Singaporean sovereign wealth fund GIC is cutting its investments with H2O Asset Management following recent regulatory sanctions against the French fund manager.

France’s market regulator last month levied a €75mn fine against H2O and banned its founder Bruno Crastes from managing funds or an investment company for five years, as punishment for “serious” rule breaches related to H2O’s illiquid investments linked to financier Lars Windhorst.

While H2O amassed more than €30bn in assets at its peak by attracting the savings of thousands of retail investors across Europe, it has also managed billions of euros on behalf of sovereign wealth funds. The firm’s two largest fund investors have long been GIC and the Abu Dhabi Investment Authority (Adia), according to people with knowledge of the fund manager’s client base.

GIC has been reviewing its investments with H2O after the French regulator’s sanctions and has now decided to start withdrawing its funds, according to the people. The Singaporean sovereign wealth fund is likely to redeem its investment in stages.

H2O manages billions of euros for GIC and Adia, according to people with knowledge of their investments, making up a significant chunk of the firm’s €11.6bn of assets under management. In a US regulatory filing last year, H2O reported that it managed $4.19bn of assets on behalf of sovereign wealth funds.

H2O said: “As a matter of policy, H2O AM Group never has and never will communicate on the identity of its investors. This is strictly confidential information and thus the group is unable to confirm, deny or provide any guidance.” GIC and Adia declined to comment.

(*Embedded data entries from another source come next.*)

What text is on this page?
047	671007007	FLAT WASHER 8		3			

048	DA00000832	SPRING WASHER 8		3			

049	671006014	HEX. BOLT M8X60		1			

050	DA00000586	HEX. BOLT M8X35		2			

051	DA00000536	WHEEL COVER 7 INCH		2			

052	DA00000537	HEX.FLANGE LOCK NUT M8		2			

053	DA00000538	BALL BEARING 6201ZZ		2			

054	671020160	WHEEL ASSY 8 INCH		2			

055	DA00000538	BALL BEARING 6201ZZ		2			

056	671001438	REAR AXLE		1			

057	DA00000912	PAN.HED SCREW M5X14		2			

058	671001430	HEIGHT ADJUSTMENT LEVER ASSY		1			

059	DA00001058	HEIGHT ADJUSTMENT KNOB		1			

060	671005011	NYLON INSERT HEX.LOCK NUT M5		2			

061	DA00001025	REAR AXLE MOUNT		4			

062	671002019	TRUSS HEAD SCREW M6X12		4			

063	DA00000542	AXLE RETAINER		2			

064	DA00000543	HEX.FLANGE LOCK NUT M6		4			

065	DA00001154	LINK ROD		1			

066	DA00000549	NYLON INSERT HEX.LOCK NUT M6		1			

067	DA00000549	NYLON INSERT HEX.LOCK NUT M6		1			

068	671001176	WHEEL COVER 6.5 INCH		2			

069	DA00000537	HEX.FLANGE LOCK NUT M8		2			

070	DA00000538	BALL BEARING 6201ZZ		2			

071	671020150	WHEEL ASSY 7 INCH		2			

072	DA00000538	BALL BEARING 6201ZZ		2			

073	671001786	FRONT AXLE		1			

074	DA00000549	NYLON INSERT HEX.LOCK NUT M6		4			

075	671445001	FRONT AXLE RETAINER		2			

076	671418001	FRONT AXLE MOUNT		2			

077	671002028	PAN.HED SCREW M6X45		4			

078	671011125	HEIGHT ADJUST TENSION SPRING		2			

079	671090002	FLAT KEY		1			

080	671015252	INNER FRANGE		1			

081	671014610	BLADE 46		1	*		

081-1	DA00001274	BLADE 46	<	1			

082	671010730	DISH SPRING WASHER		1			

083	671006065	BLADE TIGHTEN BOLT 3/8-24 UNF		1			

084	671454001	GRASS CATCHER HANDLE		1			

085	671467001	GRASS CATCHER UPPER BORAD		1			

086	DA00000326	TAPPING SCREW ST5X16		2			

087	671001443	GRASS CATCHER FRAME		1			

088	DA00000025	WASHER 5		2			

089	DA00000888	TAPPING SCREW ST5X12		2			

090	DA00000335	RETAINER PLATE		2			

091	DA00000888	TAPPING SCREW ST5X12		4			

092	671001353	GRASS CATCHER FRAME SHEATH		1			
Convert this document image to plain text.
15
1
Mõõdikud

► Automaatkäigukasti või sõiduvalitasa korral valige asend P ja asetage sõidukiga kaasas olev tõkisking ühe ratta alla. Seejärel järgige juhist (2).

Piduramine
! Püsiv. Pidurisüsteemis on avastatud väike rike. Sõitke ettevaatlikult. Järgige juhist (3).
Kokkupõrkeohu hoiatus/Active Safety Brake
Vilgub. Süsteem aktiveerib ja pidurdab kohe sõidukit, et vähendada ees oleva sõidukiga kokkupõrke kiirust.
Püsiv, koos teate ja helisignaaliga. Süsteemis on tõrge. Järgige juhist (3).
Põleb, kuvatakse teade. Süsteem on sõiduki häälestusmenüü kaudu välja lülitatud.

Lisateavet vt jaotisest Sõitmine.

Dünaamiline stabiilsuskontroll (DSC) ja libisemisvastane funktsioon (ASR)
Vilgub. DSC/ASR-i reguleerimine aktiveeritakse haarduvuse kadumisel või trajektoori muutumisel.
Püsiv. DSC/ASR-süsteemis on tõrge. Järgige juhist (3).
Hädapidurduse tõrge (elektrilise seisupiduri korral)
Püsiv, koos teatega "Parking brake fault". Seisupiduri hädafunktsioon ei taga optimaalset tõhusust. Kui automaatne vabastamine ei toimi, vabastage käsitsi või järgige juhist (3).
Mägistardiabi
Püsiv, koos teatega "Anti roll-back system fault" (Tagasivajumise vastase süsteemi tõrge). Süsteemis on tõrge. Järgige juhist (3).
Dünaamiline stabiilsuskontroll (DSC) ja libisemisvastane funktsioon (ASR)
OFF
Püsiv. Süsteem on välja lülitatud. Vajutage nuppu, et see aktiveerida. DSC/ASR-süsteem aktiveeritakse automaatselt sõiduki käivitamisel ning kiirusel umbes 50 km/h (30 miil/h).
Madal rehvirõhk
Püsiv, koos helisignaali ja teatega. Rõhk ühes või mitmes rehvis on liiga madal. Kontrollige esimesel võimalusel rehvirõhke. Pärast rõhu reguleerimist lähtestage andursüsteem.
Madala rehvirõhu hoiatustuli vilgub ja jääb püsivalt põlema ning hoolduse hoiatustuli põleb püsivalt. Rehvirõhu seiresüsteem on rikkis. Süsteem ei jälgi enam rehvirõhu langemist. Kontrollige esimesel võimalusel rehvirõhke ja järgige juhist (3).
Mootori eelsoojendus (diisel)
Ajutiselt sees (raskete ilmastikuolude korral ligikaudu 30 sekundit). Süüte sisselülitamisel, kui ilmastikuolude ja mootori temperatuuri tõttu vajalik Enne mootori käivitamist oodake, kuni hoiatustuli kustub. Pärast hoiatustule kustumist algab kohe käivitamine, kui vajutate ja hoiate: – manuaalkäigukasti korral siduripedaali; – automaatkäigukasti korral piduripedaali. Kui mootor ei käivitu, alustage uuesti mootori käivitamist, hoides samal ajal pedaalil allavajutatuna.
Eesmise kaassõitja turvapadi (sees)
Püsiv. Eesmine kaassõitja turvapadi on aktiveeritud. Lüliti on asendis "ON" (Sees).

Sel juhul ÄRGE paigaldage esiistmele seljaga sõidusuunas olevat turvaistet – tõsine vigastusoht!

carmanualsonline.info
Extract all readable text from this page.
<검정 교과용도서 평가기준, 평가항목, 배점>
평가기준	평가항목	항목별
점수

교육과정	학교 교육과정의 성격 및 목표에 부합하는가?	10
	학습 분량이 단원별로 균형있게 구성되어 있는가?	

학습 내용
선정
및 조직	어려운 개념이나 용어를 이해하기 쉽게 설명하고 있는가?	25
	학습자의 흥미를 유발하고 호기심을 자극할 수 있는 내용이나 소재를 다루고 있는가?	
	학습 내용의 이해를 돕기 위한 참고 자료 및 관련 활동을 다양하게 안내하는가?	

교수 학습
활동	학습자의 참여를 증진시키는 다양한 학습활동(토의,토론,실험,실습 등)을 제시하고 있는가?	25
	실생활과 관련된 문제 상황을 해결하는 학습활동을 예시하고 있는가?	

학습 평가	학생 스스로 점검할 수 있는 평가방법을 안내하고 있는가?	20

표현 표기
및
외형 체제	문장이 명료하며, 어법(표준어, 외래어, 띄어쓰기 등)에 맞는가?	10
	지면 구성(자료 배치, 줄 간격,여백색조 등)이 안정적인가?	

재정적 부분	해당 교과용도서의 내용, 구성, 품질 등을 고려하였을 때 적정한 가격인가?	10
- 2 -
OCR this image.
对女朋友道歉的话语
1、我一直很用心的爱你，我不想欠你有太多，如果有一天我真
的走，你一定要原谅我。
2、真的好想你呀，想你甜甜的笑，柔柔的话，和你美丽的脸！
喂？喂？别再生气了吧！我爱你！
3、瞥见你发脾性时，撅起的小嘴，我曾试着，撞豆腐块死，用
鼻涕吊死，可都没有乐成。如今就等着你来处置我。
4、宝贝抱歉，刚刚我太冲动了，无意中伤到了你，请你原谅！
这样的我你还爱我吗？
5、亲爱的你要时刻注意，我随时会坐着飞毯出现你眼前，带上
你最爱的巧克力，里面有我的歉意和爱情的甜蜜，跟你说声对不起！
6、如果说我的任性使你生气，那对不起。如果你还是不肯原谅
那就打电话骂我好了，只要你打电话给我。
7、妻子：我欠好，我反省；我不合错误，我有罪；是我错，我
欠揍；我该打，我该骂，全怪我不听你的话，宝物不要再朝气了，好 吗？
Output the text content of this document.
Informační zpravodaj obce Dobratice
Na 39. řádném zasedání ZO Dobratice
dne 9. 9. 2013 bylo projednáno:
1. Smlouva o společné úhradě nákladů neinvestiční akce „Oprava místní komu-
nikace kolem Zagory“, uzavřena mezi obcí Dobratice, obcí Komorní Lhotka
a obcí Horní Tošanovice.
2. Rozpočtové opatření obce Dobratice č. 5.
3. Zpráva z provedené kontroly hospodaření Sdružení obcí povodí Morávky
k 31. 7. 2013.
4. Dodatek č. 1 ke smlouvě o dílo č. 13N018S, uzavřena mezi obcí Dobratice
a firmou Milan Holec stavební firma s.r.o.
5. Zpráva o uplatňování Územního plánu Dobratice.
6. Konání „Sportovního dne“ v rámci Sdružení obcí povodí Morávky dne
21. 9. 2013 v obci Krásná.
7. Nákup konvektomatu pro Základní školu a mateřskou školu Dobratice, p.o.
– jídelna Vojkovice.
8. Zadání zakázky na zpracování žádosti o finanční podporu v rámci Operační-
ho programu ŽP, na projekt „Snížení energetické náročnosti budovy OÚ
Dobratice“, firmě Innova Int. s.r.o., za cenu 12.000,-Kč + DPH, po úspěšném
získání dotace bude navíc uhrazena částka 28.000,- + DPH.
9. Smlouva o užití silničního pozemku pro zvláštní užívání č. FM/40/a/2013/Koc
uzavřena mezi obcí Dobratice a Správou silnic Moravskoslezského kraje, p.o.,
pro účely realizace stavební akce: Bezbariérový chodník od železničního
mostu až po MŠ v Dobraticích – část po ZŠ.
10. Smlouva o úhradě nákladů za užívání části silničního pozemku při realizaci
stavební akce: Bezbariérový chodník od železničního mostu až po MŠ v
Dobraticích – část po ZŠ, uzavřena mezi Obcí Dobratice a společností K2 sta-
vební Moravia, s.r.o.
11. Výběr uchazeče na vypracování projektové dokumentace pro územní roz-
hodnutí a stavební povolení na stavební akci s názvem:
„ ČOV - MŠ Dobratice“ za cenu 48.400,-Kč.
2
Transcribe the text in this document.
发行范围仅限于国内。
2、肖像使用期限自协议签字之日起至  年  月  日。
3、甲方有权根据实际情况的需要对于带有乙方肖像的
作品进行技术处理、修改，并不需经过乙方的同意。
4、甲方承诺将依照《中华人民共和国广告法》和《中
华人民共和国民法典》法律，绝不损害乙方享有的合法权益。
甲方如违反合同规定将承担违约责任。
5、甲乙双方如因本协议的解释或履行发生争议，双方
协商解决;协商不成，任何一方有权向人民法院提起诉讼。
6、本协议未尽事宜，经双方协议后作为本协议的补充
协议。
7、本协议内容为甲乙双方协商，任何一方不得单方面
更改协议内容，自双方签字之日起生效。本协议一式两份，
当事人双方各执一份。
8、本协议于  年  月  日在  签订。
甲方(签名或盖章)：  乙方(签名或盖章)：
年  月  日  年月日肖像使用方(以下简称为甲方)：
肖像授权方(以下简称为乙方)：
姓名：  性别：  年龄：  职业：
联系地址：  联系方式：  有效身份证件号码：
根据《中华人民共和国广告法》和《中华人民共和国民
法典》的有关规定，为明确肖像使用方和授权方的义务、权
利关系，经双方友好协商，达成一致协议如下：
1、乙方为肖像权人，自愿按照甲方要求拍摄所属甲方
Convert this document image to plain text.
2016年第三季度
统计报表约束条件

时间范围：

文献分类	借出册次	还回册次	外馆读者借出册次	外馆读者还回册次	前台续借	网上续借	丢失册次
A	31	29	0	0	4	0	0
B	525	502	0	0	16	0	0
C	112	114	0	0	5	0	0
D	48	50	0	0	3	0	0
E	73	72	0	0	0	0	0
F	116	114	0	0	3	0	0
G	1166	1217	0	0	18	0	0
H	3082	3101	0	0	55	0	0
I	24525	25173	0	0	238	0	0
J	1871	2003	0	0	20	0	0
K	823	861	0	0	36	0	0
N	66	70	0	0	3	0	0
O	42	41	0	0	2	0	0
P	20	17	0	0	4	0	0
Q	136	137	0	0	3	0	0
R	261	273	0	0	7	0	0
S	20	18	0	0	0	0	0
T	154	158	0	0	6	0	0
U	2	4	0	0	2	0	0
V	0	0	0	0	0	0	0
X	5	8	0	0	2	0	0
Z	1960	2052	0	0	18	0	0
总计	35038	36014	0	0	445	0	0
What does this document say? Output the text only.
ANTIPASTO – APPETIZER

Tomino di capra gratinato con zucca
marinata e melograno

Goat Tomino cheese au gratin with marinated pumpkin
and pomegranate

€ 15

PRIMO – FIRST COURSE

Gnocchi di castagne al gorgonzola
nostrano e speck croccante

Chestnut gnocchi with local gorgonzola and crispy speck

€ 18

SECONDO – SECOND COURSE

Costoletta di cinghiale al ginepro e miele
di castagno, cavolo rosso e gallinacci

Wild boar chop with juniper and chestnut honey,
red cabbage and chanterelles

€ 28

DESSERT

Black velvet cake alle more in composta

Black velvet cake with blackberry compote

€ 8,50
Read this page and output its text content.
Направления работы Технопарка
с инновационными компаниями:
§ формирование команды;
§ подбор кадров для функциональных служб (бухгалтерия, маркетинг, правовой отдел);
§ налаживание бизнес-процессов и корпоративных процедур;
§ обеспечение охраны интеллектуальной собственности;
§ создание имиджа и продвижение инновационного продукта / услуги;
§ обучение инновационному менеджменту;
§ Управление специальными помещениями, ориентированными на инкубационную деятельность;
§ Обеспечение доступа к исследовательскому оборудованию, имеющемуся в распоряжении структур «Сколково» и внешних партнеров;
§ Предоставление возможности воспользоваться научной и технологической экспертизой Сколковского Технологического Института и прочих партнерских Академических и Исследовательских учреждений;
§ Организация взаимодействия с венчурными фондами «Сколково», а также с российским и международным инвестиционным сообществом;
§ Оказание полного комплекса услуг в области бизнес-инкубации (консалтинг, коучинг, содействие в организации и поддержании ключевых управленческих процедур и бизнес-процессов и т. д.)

GIC was an early H2O investor, having first invested in its funds over a decade ago. The sovereign wealth fund has no exposure to the illiquid bonds at the heart of H2O’s regulatory sanctions, according to people familiar with its exposure, having invested through its own segregated funds with additional layers of monitoring and compliance.

In contrast, investors in H2O’s core funds open to retail investors had €1.6bn of savings trapped for more than two years, after the firm hived off its hard-to-sell assets linked to Windhorst into so-called side pockets.

H2O recently returned a fraction of these frozen funds after the German financier made a partial repayment of the money he owes the firm. The first repayment equated to 10 per cent of the original value of the side pocket for H2O’s flagship MultiBonds fund, for example, according to letters sent to investors last month.

The Financial Times revealed the scale of H2O’s investments linked to Windhorst in 2019. Windhorst, who shot to fame in Germany as a teenage entrepreneur in the mid-1990s, endured a downfall that culminated in the financier receiving a suspended jail sentence for “breach of trust” in 2010.

While H2O’s Crastes has relinquished his positions as chief executive and a portfolio manager following the French regulator’s investment ban, he has continued to play an active role at the firm. On a conference call with clients last month in his new role as H2O’s “corporate and market strategy director”, the 57-year-old Frenchman dismissed the alleged breaches at the heart of the Autorité des Marchés Financiers’s sanctions as “very technical”.

H2O has previously said that it will fight to overturn the sanctions, calling them “disproportionate and completely unprecedented” and indicating that it will lodge an appeal with France’s Council of State.

H2O is also under investigation by the UK’s Financial Conduct Authority and is facing litigation in France from Collectif Porteurs H2O, a group of more than 4,500 clients.